Luego, el santo y doctor de la Iglesia, añadía: “¡Oh feliz pareja, Joaquín y Ana, a ustedes está obligada toda la creación! Por medio de ustedes, en efecto, la creación ofreció al Creador el mejor de todos los dones, o sea, aquella augusta Madre, la única que fue digna del Creador”.
Cada 8 de septiembre, la Iglesia celebra una festividad muy especial: la Natividad de la Santísima Virgen María, Madre de Jesús y nuestra.
¡Demos gracias a Dios por habernos regalado a tan excelsa Madre!
Oración por la Natividad de la Virgen María
Padre Celestial, Tú has querido que en María se reflejase tu amor.

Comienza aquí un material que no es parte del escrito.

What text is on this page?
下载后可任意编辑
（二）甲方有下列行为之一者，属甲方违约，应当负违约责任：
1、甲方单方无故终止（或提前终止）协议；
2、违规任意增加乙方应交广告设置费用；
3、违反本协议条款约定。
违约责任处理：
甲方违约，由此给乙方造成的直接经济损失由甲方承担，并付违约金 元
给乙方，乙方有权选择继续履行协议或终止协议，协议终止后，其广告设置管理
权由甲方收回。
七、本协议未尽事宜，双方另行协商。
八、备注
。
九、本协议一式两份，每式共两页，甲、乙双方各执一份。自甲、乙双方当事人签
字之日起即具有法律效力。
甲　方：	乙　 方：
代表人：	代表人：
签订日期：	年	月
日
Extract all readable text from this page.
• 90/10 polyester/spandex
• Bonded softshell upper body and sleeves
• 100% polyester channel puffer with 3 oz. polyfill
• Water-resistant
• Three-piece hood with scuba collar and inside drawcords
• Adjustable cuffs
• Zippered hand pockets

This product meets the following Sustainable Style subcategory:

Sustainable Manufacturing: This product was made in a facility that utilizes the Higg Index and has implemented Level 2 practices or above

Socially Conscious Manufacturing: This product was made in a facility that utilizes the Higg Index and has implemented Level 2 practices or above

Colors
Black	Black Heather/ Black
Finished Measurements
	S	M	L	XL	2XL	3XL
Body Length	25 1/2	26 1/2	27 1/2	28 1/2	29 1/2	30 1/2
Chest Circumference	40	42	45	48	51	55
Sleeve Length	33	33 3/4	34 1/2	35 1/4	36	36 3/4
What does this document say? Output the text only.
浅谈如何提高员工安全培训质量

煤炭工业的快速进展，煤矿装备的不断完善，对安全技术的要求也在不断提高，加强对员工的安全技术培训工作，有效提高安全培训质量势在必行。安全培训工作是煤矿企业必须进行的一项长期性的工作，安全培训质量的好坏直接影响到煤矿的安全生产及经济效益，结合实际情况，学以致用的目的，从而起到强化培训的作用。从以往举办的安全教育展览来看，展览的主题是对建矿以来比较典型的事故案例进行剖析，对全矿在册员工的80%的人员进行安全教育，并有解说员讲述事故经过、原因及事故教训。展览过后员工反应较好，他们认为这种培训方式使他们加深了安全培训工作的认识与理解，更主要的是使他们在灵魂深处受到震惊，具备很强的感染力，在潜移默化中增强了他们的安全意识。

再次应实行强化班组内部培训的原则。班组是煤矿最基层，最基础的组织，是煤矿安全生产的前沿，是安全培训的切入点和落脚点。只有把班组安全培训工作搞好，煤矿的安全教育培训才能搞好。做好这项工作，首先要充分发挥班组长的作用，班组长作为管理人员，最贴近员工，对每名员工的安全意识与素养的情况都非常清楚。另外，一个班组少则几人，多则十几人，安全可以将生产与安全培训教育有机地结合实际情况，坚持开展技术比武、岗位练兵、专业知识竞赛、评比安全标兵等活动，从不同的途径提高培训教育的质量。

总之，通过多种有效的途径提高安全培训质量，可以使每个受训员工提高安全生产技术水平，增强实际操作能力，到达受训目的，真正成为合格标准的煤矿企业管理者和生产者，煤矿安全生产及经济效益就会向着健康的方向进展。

¡Gracias por habernos dado una madre tan perfecta!
Ella es para nosotros una nueva revelación
de todos los tesoros de bondad que se encuentran
escondidos en tu corazón paterno,
nos muestras hasta qué punto Tú eres bueno y dulce en tu amor.
Con su ternura y su solicitud, ella nos hace conocer
el afecto delicado y vigilante que te une a Tí con nosotros,
puesto que toda la fuerza de tu amor materno desciende
a ella de tu corazón de Padre.
En María no hay nada que no le haya sido dado
expresamente por Tí: ella trae a nosotros tú imagen,
nos hace descubrir tu rostro de amor.
Sin el consuelo de su presencia y la continuidad de
sus atenciones, nos faltaría una de las pruebas más
evidentes de que Tú estás continuamente cercano a
nosotros, para sostenernos, consolarnos, y protegernos.
Su mirada bondadosa y su inmensa piedad para
con los pecadores, como somos nosotros, nos invitan
a creer que tu misericordia es inconmensurable y
que no se deja vencer por la ingratitud y por la maldad.
María nos muestra cómo Tú nos amas y nos impulsa
a confiarnos completamente a tu amor.
¡Te damos gracias porque te agrada manifestarte
y darte a nosotros a través de ella! Amén.